AKP yüzünden bu ülke camiden, kandilden, din ve dine ait her şeyden insanlar nefret eder hale geldiler. Çünkü Allah’ın dini İslam’ı, iktidarın dini yaptılar. Yürüdükleri siyasi yola, dini halı yapıp serdiler.
Yetmedi!
FETÖ faaliyeti olan Dinler Arası Diyalog’u omuzladılar. Tek hak din İslam’ı, batıl ile eşitlediler. “Allah katında din İslam’dır” ayetine meydan okudular. “Yolsuzluk hırsızlık değil” fetvası verdiler. Üç maaş beş maaş aldılar. Sadece ekonomiyi değil, ahlakı da bozdular.
“Din” diye yola çıktıkları için, bunlar dine mal edildi. İnsanlar, oruç-namaz düşmanı oldular, kandil düşmanı oldular, bunlar yüzünden.
Bunlar gelmeden ülkenin namaz kılan sayısı nedir, bunlar geldikten sonra ne?
Bunlar gelmeden bu ülkede oruç tutan sayısı nedir, şimdi ne?
Bunlar gelmeden bu ülkede zekât veren, fakirlere yardım eden sayısı nedir, şimdi ne?
Hepimiz görüyoruz. İbadeti küçümseyen, gereksiz gören, milyonlar var artık bu ülkede. Haram kavramı kalktı adeta. Yolsuzluğun haram olduğu anlayışı tarih oldu. Haram, besmele ile işleniyor bunlar döneminde.
Yolsuzluğa kızıp oruç düşmanlığı yapmak, cami düşmanlığı, kandil düşmanlığı yapmak bunların sebep olduğu bir sonuçtur.
Maksadım bu mübarek günde, bunların günahlarını sayıp içinizi karatmak değil. Bizlere, çok büyük görevler düşüyor. Liderimiz, eğitimcimiz, Prof. Dr.
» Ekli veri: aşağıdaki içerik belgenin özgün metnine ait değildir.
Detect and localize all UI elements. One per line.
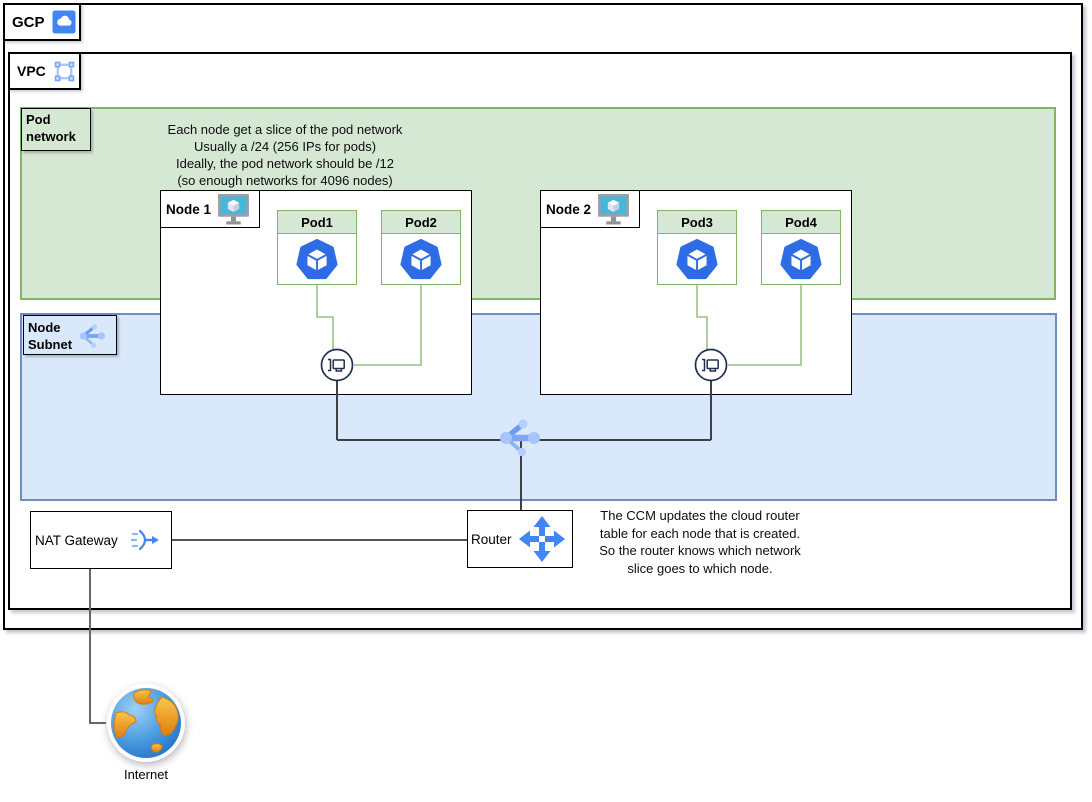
gcp-title: GCP <box>12 14 45 31</box>
note-line: slice goes to which node. <box>578 560 822 578</box>
note-line: Ideally, the pod network should be /12 <box>115 155 455 172</box>
node1-title: Node 1 <box>166 202 211 217</box>
nat-gateway-box: NAT Gateway <box>30 511 172 569</box>
pod-network-title: Pod network <box>26 112 76 144</box>
note-line: (so enough networks for 4096 nodes) <box>115 172 455 189</box>
subnet-exchange-arrows-icon <box>80 323 106 349</box>
pod4-title: Pod4 <box>762 211 840 234</box>
pod3-title: Pod3 <box>658 211 736 234</box>
node2-label-box: Node 2 <box>540 190 640 228</box>
pod2-title: Pod2 <box>382 211 460 234</box>
cloud-nat-icon <box>130 524 162 556</box>
kubernetes-pod-icon <box>278 234 356 285</box>
pod-network-note: Each node get a slice of the pod network… <box>115 121 455 189</box>
node-subnet-title: Node Subnet <box>28 319 80 353</box>
cloud-icon <box>52 10 76 34</box>
nat-gateway-title: NAT Gateway <box>35 533 118 548</box>
router-box: Router <box>467 510 573 568</box>
pod3-box: Pod3 <box>657 210 737 285</box>
node2-title: Node 2 <box>546 202 591 217</box>
note-line: table for each node that is created. <box>578 525 822 543</box>
pod1-box: Pod1 <box>277 210 357 285</box>
kubernetes-pod-icon <box>658 234 736 285</box>
vpc-title: VPC <box>17 63 46 79</box>
kubernetes-pod-icon <box>762 234 840 285</box>
vpc-perimeter-icon <box>53 60 76 83</box>
pod2-box: Pod2 <box>381 210 461 285</box>
kubernetes-pod-icon <box>382 234 460 285</box>
cloud-router-arrows-icon <box>518 515 566 563</box>
node1-label-box: Node 1 <box>160 190 260 228</box>
ccm-note: The CCM updates the cloud router table f… <box>578 507 822 577</box>
globe-icon <box>104 683 188 772</box>
vm-monitor-icon <box>597 194 630 225</box>
vm-monitor-icon <box>217 194 250 225</box>
gcp-label-box: GCP <box>3 3 81 41</box>
pod1-title: Pod1 <box>278 211 356 234</box>
note-line: Usually a /24 (256 IPs for pods) <box>115 138 455 155</box>
note-line: So the router knows which network <box>578 542 822 560</box>
vpc-label-box: VPC <box>8 52 81 90</box>
node-subnet-label-box: Node Subnet <box>23 315 117 355</box>
note-line: The CCM updates the cloud router <box>578 507 822 525</box>
pod4-box: Pod4 <box>761 210 841 285</box>
pod-network-label-box: Pod network <box>21 108 91 151</box>
diagram-canvas: GCP VPC Pod network <box>0 0 1092 802</box>
internet-title: Internet <box>100 767 192 782</box>
router-title: Router <box>471 532 512 547</box>
note-line: Each node get a slice of the pod network <box>115 121 455 138</box>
Haydar Baş’ın öğrettiklerini yaşayıp etrafımızda yaşatmak zorundayız.
O’nun sağ omzunda din, sol omzunda devlet ve millet vardı. Dini bütünlük ve milli bütünlük ana davasıydı. İbadet insanıydı. Takva hali, en belirgin vasfıydı. Gönül ehliydi. O’nun gibi olmak zorundayız. Olamayız ama hiç olmazsa, amacımız bu olmalı.
Ruhları aç insanları, hiçbir şeyle doyuramayız. Ülkeyi yer, yine doymazlar. Şekil A’da görüldüğü gibi… Ancak Allah’ı anmakla kalpler tatmin olur. Allah’ı dilinde düşürmeyen ama kalbini madde ile dolduranlar, en zararlı insanlardır.
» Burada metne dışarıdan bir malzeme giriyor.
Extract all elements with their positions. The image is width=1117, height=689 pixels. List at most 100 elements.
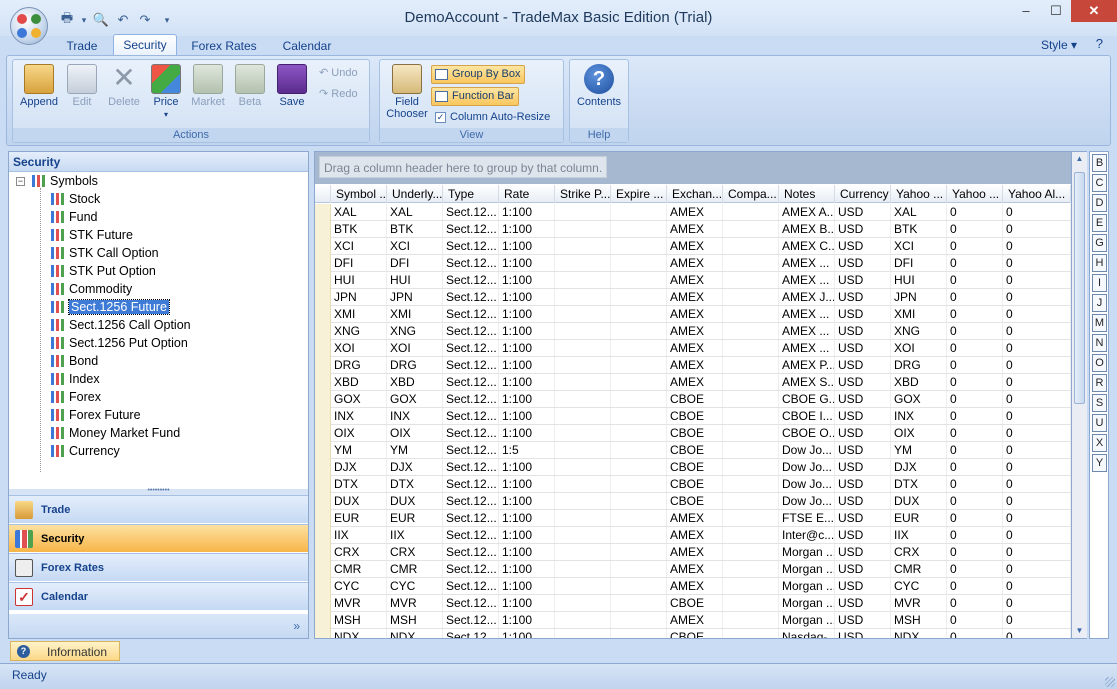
alpha-index-button[interactable]: S — [1092, 394, 1107, 412]
scroll-down-icon[interactable]: ▼ — [1072, 624, 1087, 638]
row-indicator[interactable] — [315, 323, 331, 340]
table-row[interactable]: XMI XMI Sect.12... 1:100 AMEX AMEX ... USD XMI 0… — [315, 306, 1071, 323]
tree-item[interactable]: Fund — [51, 208, 98, 226]
tree-item[interactable]: Stock — [51, 190, 100, 208]
alpha-index-button[interactable]: E — [1092, 214, 1107, 232]
table-row[interactable]: XOI XOI Sect.12... 1:100 AMEX AMEX ... USD XOI 0… — [315, 340, 1071, 357]
table-row[interactable]: CRX CRX Sect.12... 1:100 AMEX Morgan ... USD CR… — [315, 544, 1071, 561]
scroll-thumb[interactable] — [1074, 172, 1085, 404]
scroll-up-icon[interactable]: ▲ — [1072, 152, 1087, 166]
row-indicator[interactable] — [315, 408, 331, 425]
table-row[interactable]: JPN JPN Sect.12... 1:100 AMEX AMEX J... USD JPN… — [315, 289, 1071, 306]
tree-item[interactable]: STK Put Option — [51, 262, 156, 280]
row-indicator[interactable] — [315, 476, 331, 493]
tab-forex-rates[interactable]: Forex Rates — [186, 36, 262, 56]
row-indicator[interactable] — [315, 374, 331, 391]
undo-button[interactable]: ↶ Undo — [319, 66, 358, 79]
row-indicator[interactable] — [315, 238, 331, 255]
column-header[interactable]: Strike P... — [555, 185, 611, 203]
row-indicator[interactable] — [315, 595, 331, 612]
nav-security[interactable]: Security — [9, 524, 308, 552]
tab-calendar[interactable]: Calendar — [272, 36, 342, 56]
help-icon[interactable]: ? — [1096, 36, 1103, 51]
tree-root-symbols[interactable]: Symbols — [32, 172, 98, 190]
table-row[interactable]: YM YM Sect.12... 1:5 CBOE Dow Jo... USD YM 0 0 — [315, 442, 1071, 459]
row-indicator[interactable] — [315, 221, 331, 238]
save-button[interactable]: Save — [271, 64, 313, 108]
table-row[interactable]: XNG XNG Sect.12... 1:100 AMEX AMEX ... USD XNG 0… — [315, 323, 1071, 340]
nav-configure-button[interactable]: » — [9, 614, 308, 638]
tree-item[interactable]: Sect.1256 Call Option — [51, 316, 191, 334]
table-row[interactable]: NDX NDX Sect.12... 1:100 CBOE Nasdaq-... USD ND… — [315, 629, 1071, 638]
collapse-icon[interactable]: − — [16, 177, 25, 186]
append-button[interactable]: Append — [18, 64, 60, 108]
alpha-index-button[interactable]: H — [1092, 254, 1107, 272]
column-header[interactable]: Expire ... — [611, 185, 667, 203]
row-indicator[interactable] — [315, 272, 331, 289]
tree-item[interactable]: STK Future — [51, 226, 133, 244]
row-indicator[interactable] — [315, 442, 331, 459]
row-indicator[interactable] — [315, 544, 331, 561]
tab-trade[interactable]: Trade — [56, 36, 108, 56]
redo-button[interactable]: ↷ Redo — [319, 87, 358, 100]
row-indicator[interactable] — [315, 255, 331, 272]
table-row[interactable]: INX INX Sect.12... 1:100 CBOE CBOE I... USD INX… — [315, 408, 1071, 425]
table-row[interactable]: DRG DRG Sect.12... 1:100 AMEX AMEX P... USD DRG… — [315, 357, 1071, 374]
table-row[interactable]: EUR EUR Sect.12... 1:100 AMEX FTSE E... USD EUR… — [315, 510, 1071, 527]
tree-item[interactable]: Sect.1256 Put Option — [51, 334, 188, 352]
grid-scrollbar[interactable]: ▲ ▼ — [1072, 151, 1087, 639]
alpha-index-button[interactable]: G — [1092, 234, 1107, 252]
column-header[interactable]: Compa... — [723, 185, 779, 203]
information-tab[interactable]: ? Information — [10, 641, 120, 661]
maximize-button[interactable]: ☐ — [1041, 0, 1071, 22]
table-row[interactable]: HUI HUI Sect.12... 1:100 AMEX AMEX ... USD HUI 0… — [315, 272, 1071, 289]
row-indicator[interactable] — [315, 425, 331, 442]
alpha-index-button[interactable]: O — [1092, 354, 1107, 372]
group-by-box[interactable]: Drag a column header here to group by th… — [315, 152, 1071, 184]
column-header[interactable]: Exchan... — [667, 185, 723, 203]
price-button[interactable]: Price ▾ — [145, 64, 187, 120]
tab-security[interactable]: Security — [113, 34, 177, 56]
resize-grip[interactable] — [1105, 677, 1115, 687]
row-indicator[interactable] — [315, 561, 331, 578]
row-indicator[interactable] — [315, 493, 331, 510]
tree-item[interactable]: Bond — [51, 352, 98, 370]
row-indicator[interactable] — [315, 357, 331, 374]
table-row[interactable]: DJX DJX Sect.12... 1:100 CBOE Dow Jo... USD DJX… — [315, 459, 1071, 476]
column-header[interactable]: Type — [443, 185, 499, 203]
minimize-button[interactable]: – — [1011, 0, 1041, 22]
alpha-index-button[interactable]: B — [1092, 154, 1107, 172]
alpha-index-button[interactable]: N — [1092, 334, 1107, 352]
nav-trade[interactable]: Trade — [9, 495, 308, 523]
row-indicator[interactable] — [315, 612, 331, 629]
alpha-index-button[interactable]: D — [1092, 194, 1107, 212]
table-row[interactable]: DFI DFI Sect.12... 1:100 AMEX AMEX ... USD DFI 0… — [315, 255, 1071, 272]
tree-item[interactable]: Currency — [51, 442, 120, 460]
column-header[interactable]: Underly... — [387, 185, 443, 203]
beta-button[interactable]: Beta — [229, 64, 271, 108]
table-row[interactable]: XCI XCI Sect.12... 1:100 AMEX AMEX C... USD XCI… — [315, 238, 1071, 255]
alpha-index-button[interactable]: X — [1092, 434, 1107, 452]
table-row[interactable]: DTX DTX Sect.12... 1:100 CBOE Dow Jo... USD DTX… — [315, 476, 1071, 493]
style-menu[interactable]: Style ▾ — [1041, 38, 1077, 52]
close-button[interactable]: ✕ — [1071, 0, 1117, 22]
row-indicator[interactable] — [315, 629, 331, 638]
column-header[interactable]: Rate — [499, 185, 555, 203]
alpha-index-button[interactable]: C — [1092, 174, 1107, 192]
row-indicator[interactable] — [315, 306, 331, 323]
group-by-box-button[interactable]: Group By Box — [431, 65, 526, 84]
column-header[interactable]: Yahoo ... — [947, 185, 1003, 203]
row-indicator[interactable] — [315, 391, 331, 408]
edit-button[interactable]: Edit — [61, 64, 103, 108]
tree-item[interactable]: Money Market Fund — [51, 424, 180, 442]
column-header[interactable]: Yahoo Al... — [1003, 185, 1071, 203]
table-row[interactable]: BTK BTK Sect.12... 1:100 AMEX AMEX B... USD BTK… — [315, 221, 1071, 238]
alpha-index-button[interactable]: R — [1092, 374, 1107, 392]
tree-item[interactable]: STK Call Option — [51, 244, 159, 262]
table-row[interactable]: DUX DUX Sect.12... 1:100 CBOE Dow Jo... USD DUX… — [315, 493, 1071, 510]
table-row[interactable]: XAL XAL Sect.12... 1:100 AMEX AMEX A... USD XAL… — [315, 204, 1071, 221]
table-row[interactable]: CMR CMR Sect.12... 1:100 AMEX Morgan ... USD CM… — [315, 561, 1071, 578]
alpha-index-button[interactable]: U — [1092, 414, 1107, 432]
row-indicator[interactable] — [315, 340, 331, 357]
row-indicator[interactable] — [315, 204, 331, 221]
Siyasi ihtirasları yüzünden, gönül yıkanlar, insan harcayanlar hatta din harcayanlar, en şerli varlıklardır. Üstadımız, siyasette de örnek insandı. “Son nefes için siyaset” kavramı O’na ait. İbadet hayatı ne kadar güzeldiyse, siyaset hayatı da öyleydi.
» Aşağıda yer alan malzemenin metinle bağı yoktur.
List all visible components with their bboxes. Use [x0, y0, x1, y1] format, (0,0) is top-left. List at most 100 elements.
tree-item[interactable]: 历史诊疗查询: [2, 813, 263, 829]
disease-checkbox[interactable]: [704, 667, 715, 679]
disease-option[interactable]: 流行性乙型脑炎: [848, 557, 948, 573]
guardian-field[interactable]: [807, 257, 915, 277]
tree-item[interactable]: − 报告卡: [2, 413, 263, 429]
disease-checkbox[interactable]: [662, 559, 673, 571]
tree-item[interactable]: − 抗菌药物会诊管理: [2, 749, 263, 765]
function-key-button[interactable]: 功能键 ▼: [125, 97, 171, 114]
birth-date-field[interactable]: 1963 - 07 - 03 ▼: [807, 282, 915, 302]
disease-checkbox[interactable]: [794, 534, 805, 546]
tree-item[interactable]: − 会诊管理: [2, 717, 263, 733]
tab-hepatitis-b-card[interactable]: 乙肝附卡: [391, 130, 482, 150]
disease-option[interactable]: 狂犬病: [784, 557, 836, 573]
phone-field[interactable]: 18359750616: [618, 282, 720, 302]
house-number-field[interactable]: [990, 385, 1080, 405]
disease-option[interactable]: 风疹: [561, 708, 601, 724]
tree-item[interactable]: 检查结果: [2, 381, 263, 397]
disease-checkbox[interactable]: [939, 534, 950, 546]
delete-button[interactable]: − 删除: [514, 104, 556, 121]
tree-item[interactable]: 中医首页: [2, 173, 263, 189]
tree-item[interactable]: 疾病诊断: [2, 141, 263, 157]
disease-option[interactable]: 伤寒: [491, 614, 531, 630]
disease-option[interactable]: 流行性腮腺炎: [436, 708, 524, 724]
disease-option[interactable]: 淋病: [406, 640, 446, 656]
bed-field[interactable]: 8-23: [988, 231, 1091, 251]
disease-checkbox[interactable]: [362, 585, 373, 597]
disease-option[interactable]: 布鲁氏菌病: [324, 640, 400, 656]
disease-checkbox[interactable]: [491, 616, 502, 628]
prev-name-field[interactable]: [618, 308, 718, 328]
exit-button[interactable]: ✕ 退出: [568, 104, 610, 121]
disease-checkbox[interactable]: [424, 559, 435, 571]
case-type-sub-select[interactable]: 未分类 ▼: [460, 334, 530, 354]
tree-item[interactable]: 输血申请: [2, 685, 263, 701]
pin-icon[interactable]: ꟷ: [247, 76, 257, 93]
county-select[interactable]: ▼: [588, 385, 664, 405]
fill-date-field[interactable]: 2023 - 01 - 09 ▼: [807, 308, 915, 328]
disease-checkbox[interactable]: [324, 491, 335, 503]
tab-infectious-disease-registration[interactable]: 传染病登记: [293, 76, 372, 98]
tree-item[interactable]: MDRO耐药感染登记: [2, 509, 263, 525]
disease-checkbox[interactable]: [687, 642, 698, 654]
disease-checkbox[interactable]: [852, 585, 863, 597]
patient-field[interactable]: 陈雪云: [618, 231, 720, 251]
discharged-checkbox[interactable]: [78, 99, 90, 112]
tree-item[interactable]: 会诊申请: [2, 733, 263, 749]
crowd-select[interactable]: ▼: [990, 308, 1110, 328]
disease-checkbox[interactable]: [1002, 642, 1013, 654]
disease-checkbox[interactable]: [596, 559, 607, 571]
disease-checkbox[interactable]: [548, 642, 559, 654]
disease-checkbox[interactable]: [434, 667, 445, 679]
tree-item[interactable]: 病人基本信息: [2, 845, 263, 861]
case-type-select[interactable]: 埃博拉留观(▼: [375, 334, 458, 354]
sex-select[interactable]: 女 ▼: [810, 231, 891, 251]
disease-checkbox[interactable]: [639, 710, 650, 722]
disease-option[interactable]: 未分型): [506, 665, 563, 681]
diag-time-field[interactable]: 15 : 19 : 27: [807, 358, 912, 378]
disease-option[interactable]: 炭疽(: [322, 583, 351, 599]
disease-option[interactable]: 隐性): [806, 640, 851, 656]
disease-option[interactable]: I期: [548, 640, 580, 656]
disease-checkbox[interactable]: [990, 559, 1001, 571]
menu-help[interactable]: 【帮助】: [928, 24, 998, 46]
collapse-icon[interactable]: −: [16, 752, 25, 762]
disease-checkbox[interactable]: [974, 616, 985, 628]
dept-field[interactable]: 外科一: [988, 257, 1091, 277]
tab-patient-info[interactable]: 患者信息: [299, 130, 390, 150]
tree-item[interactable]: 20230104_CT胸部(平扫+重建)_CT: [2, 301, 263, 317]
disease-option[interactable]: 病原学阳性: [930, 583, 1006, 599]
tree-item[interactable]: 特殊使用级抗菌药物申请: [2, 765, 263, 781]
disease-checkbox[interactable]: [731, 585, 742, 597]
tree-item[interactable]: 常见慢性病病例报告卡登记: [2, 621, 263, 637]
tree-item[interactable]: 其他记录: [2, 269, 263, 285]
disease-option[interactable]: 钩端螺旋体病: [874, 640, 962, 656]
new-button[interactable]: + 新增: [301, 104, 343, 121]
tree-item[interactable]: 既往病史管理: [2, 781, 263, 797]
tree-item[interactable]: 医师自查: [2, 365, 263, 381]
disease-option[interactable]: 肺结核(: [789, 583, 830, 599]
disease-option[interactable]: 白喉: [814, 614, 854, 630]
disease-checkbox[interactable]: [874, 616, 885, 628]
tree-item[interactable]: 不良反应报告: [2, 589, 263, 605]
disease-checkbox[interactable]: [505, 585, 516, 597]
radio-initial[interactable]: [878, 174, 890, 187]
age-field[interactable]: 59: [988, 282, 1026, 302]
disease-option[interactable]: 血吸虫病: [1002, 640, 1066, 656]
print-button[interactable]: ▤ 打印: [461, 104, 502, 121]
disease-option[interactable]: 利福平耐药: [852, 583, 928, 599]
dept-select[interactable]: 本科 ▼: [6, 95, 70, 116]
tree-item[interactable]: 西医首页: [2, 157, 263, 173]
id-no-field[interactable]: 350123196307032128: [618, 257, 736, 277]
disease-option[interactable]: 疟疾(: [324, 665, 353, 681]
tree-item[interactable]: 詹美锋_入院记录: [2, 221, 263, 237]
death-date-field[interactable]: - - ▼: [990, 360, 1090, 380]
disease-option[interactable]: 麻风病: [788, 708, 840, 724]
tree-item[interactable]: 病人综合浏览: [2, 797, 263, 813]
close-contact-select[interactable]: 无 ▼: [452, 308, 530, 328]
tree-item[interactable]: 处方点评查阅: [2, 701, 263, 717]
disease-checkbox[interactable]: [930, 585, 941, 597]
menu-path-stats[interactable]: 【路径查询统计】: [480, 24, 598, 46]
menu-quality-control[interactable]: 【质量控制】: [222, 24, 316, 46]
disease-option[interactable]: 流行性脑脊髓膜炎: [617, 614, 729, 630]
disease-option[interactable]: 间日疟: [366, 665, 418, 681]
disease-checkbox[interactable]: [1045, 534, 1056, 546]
Çözüm insanıydı. Yol göstericiydi. Muhatabını eğitir, öğretir ama rencide etmezdi. Bu kadar güzel bir insanı tanıyıp, yanlış yapma lüksümüz yoktur. Ölüm var oldukça, din duyguları ve din de var olacaktır. Fakat o din, İslam olmak zorunda. Çünkü Allah’ın başka dini yoktur. Dinler yoktur, din var. Allah bir, dini neden çok olsun!
İnsan bir, dini neden farklı olsun!
İslam fıtrat dinidir. İnsana ait yazılımdır, İslam.
Nasıl ülkemiz tehdit altındaysa dinimiz de tehdit altında. Yalnız bu tehdit ne yazık ki Müslümanlardan kaynaklanıyor. Müslümanlar, kendi dinlerine zarar verdiler. Yaşamadıklarını konuştukları için. Siyasetlerine malzeme ettikleri için ve emperyalistlerin “üç din” projesine, hizmet ettikleri için.
İşte Haydar Hoca, bunlarla mücadele etti. Küresel din projesine savaş açtı. Eğer yetiştirdikleri, değişir, dönüşürse ve sadece günlük siyasete indirgerlerse, kaybedenlerden oluruz.
Haydar Baş’a yakın olanlar ibadet ehlidirler. “İmanın ispatı ibadettir” derdi üstadımız. Bin aydan daha hayırlı olan bu geceyi namazla, tövbe ile zikir ve tespihle, Kur’an okuyarak geçirenlere selam olsun. Bütün gönül dostlarımızın kandillerini tebrik ederim.
Bu ülkeyi bize bırakan Atatürk’ümüzün ve de üstadımızın kabirleri pür nur olsun. Ruhaniyetleri bizimle olsun. Ehl-i Beyt’in nefesi bizi sarsın, efendimizin şefaati nasip olsun.